Des Kaisers Erwartungen wurden von den Österreichern nicht geteilt, die mit wachsender Sorge auf die Vergrößerung Serbiens blickten, und auch nicht von seinem eigenen Generalstab und der Wilhelmstraße, die in dem Spannungsverhältnis zwischen Österreich-Ungarn und Serbien eine Gelegenheit erblickten, mit Rußland und seinem Bündnispartner Frankreich abzurechnen, noch ehe der Vielvölkerstaat an der Donau handlungsunfähig wurde. Noch am 9. November 1912 stemmte sich der Kaiser während der Jagd in Letzlingen gegen das Drängen seiner Militärs und der zivilen Ratgeber, den Österreichern die deutsche Unterstützung zuzusichern, falls ihr geplanter Angriff auf Serbien – wie in der Bosnischen Krise 1908/09 – den Konflikt mit Rußland (und eventuell auch Frankreich) heraufbeschwören sollte. An Kiderlen-Wächter depeschierte er, er habe dem Reichskanzler in Letzlingen «bestimmt» erklärt, daß er «unter
keinen Umständen
gegen
Paris und Moscau marschieren
werde», um den serbischen Vormarsch bis zur Adria aufzuhalten. Doch noch im Verlauf dieses Tages vollzog der Kaiser eine vollständige Kehrtwende. In der Überzeugung, daß die öffentliche Meinung in Europa den Angriff Österreich-Ungarns auf Serbien als gerecht empfinden würde, billigte Wilhelm nunmehr die kriegsbereite Haltung, die ihm von Moltke, Bethmann und Kiderlen nahegelegt wurde. Am 19. November konnte der Außenstaatssekretär den Österreichern durch Wilhelms Freund Fürstenbergdie Zusicherung übermitteln, daß bei Komplikationen das Deutsche Reich «keinen Moment vor Erfüllung unserer Bündnispflichten zurückweichen» werde.
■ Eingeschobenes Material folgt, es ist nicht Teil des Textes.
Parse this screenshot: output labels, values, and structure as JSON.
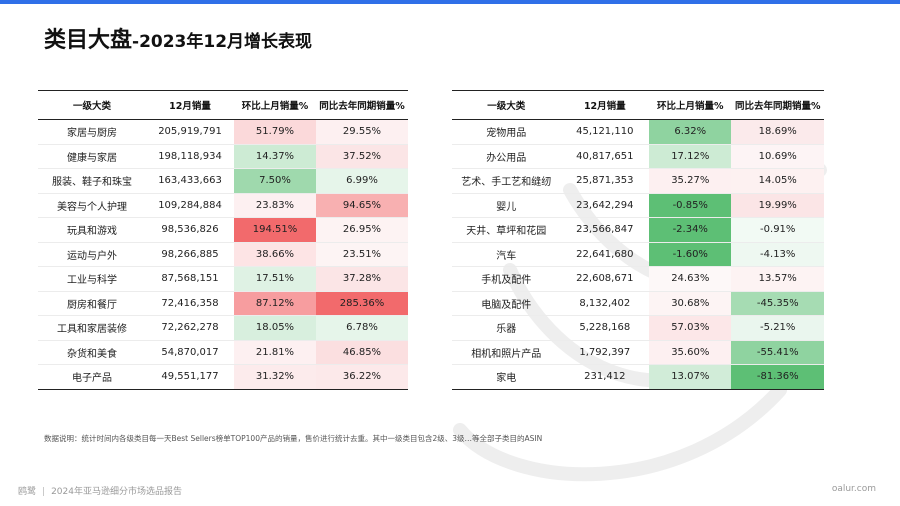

Zwei Tage darauf versicherte Wilhelm dem österreichischen Militärattaché von Bienerth, «daß Österreich-Ungarn auf den Beistand des Deutschen Reiches unbedingt rechnen könne.» Er gebrauchte dabei die Wendung «Deutschlands Schwert sitze schon locker in der Scheide, auf Uns können Sie zählen». Es sei dies auch für Deutschland «ein Augenblick tiefsten Ernstes», schrieb der Monarch auf einen Bericht aus Wien. Klar erkannte er: «Es kann der Europ[äische] Krieg werden und für uns event[uel]l ein Existenzkampf mit 3 Großmächten.»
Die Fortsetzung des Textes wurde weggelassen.